Rain Barrels: It’s Pouring with Sustainable, Stylish, and Witty Designs
July 25, 2009 by Robin Plaskoff Horton
Diagram courtesy of Green Home Huddle
Lawn and garden watering make up nearly 40% of total household water use during the summer months. According to the US Environmental Protection Agency, a rain barrel can potentially save most homeowners about 1,300 gallons of water during the peak summer months.
A rain barrel collects and stores rainwater from rooftops to use later for garden watering. Water collected in a rain barrel would normally pour off your roof directly or flow through roof gutter downspouts and become stormwater runoff. Stormwater runoff is the leading type of residential non-point source pollution. Saving water not only helps protect the environment, it saves you money and energy (decreased demand for treated tap water).

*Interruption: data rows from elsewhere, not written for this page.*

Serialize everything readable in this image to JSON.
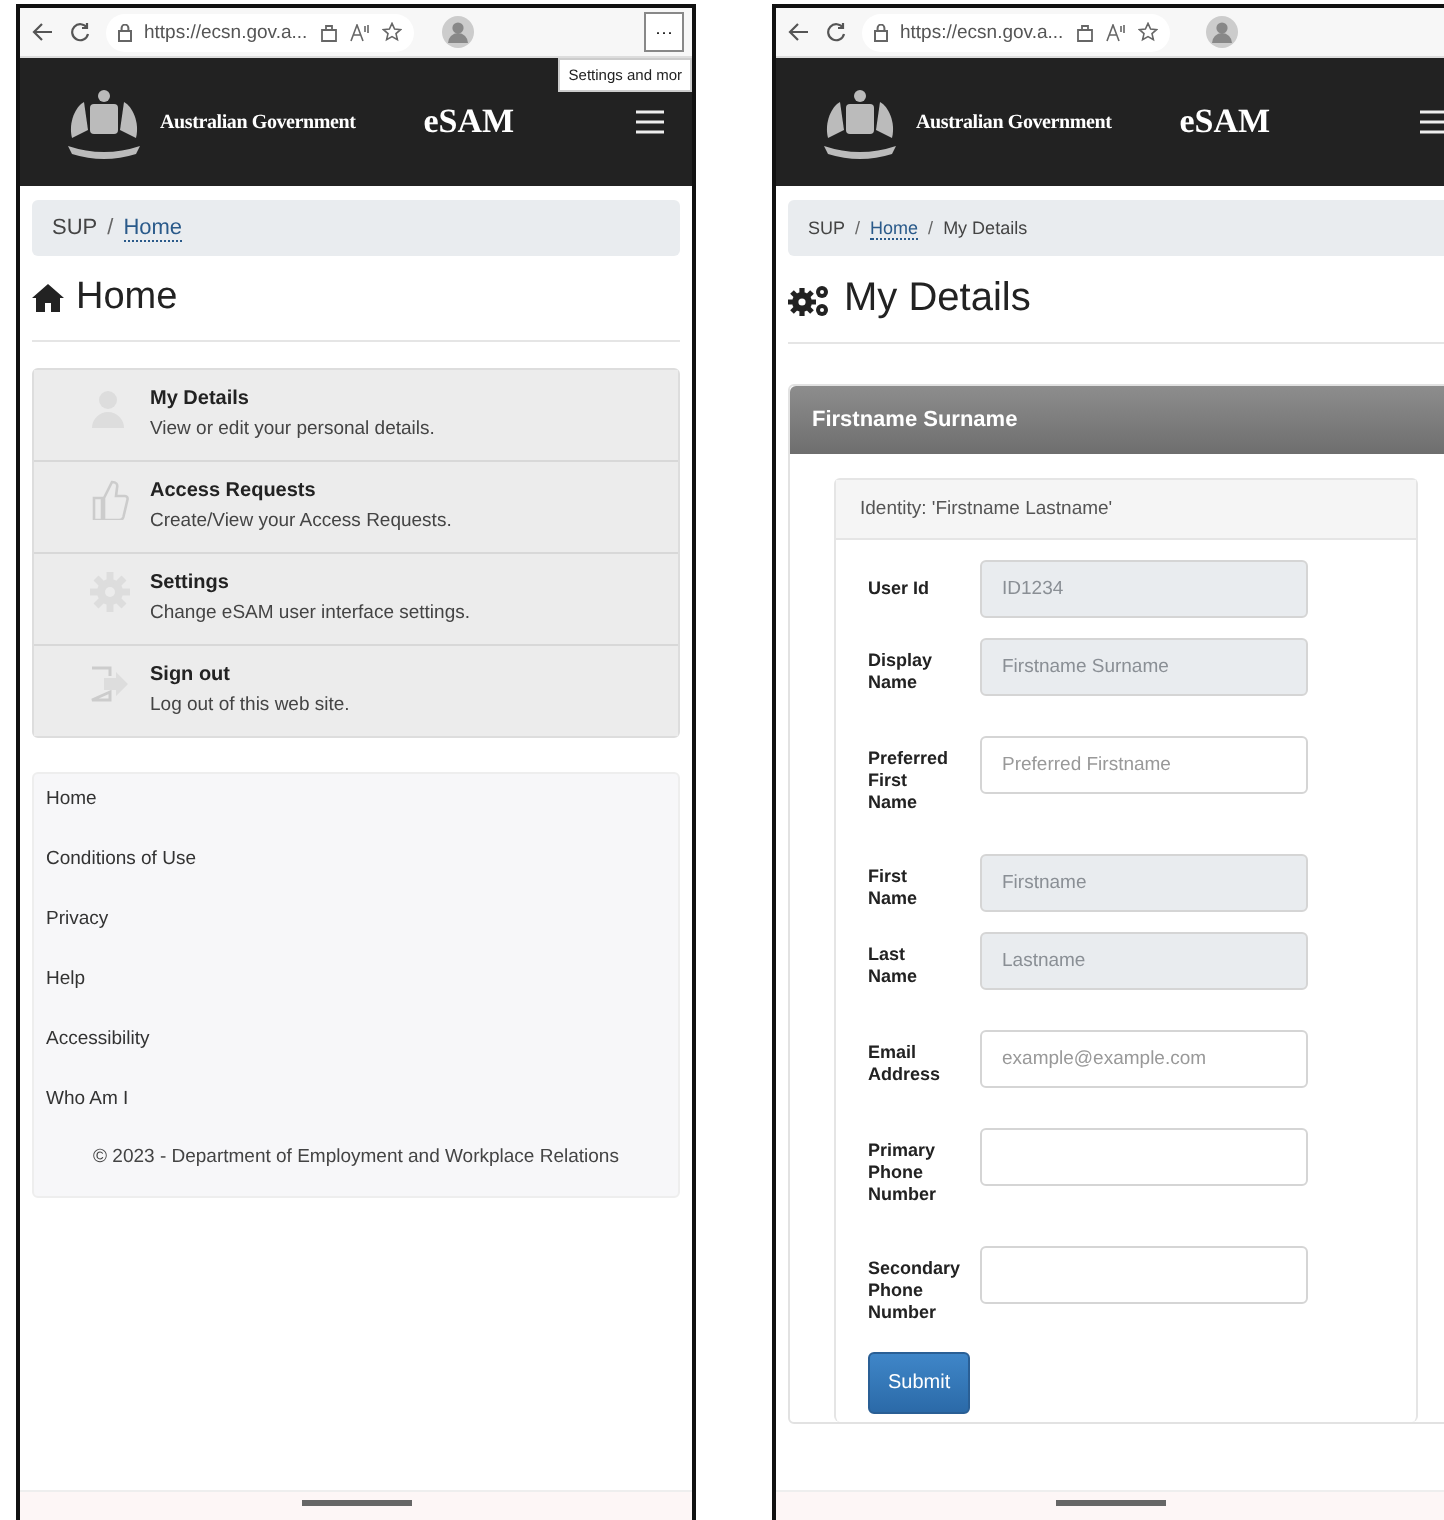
{
  "home_screen": {
    "browser": {
      "url": "https://ecsn.gov.a...",
      "more": "···",
      "tooltip": "Settings and mor"
    },
    "header": {
      "agency": "Australian Government",
      "app_name": "eSAM"
    },
    "breadcrumb": [
      {
        "label": "SUP",
        "link": false
      },
      {
        "separator": "/",
        "label": "Home",
        "link": true
      }
    ],
    "title": "Home",
    "menu": [
      {
        "kind": "person",
        "title": "My Details",
        "description": "View or edit your personal details."
      },
      {
        "kind": "thumb",
        "title": "Access Requests",
        "description": "Create/View your Access Requests."
      },
      {
        "kind": "gear",
        "title": "Settings",
        "description": "Change eSAM user interface settings."
      },
      {
        "kind": "signout",
        "title": "Sign out",
        "description": "Log out of this web site."
      }
    ],
    "footer_links": [
      "Home",
      "Conditions of Use",
      "Privacy",
      "Help",
      "Accessibility",
      "Who Am I"
    ],
    "copyright": "© 2023 - Department of Employment and Workplace Relations"
  },
  "details_screen": {
    "browser": {
      "url": "https://ecsn.gov.a..."
    },
    "header": {
      "agency": "Australian Government",
      "app_name": "eSAM"
    },
    "breadcrumb": [
      {
        "label": "SUP",
        "link": false
      },
      {
        "separator": "/",
        "label": "Home",
        "link": true
      },
      {
        "separator": "/",
        "label": "My Details",
        "link": false
      }
    ],
    "title": "My Details",
    "panel_title": "Firstname Surname",
    "identity": "Identity: 'Firstname Lastname'",
    "fields": [
      {
        "label": "User Id",
        "value": "ID1234",
        "disabled": true
      },
      {
        "label": "Display Name",
        "value": "Firstname Surname",
        "disabled": true
      },
      {
        "label": "Preferred First Name",
        "placeholder": "Preferred Firstname",
        "disabled": false
      },
      {
        "label": "First Name",
        "value": "Firstname",
        "disabled": true
      },
      {
        "label": "Last Name",
        "value": "Lastname",
        "disabled": true
      },
      {
        "label": "Email Address",
        "placeholder": "example@example.com",
        "disabled": false
      },
      {
        "label": "Primary Phone Number",
        "disabled": false
      },
      {
        "label": "Secondary Phone Number",
        "disabled": false
      }
    ],
    "submit": "Submit"
  }
}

Diverting water from storm drains also decreases the impact of runoff to streams. A rain barrel is an easy and free way to have a consistent supply of clean, fresh water for outdoor use.
Here are some that prove that sustainable can also be stylish, even witty:
Hero 365 by Toronto design firm Hero
With the Cascata Urn (below), you almost forget it’s a rain barrel.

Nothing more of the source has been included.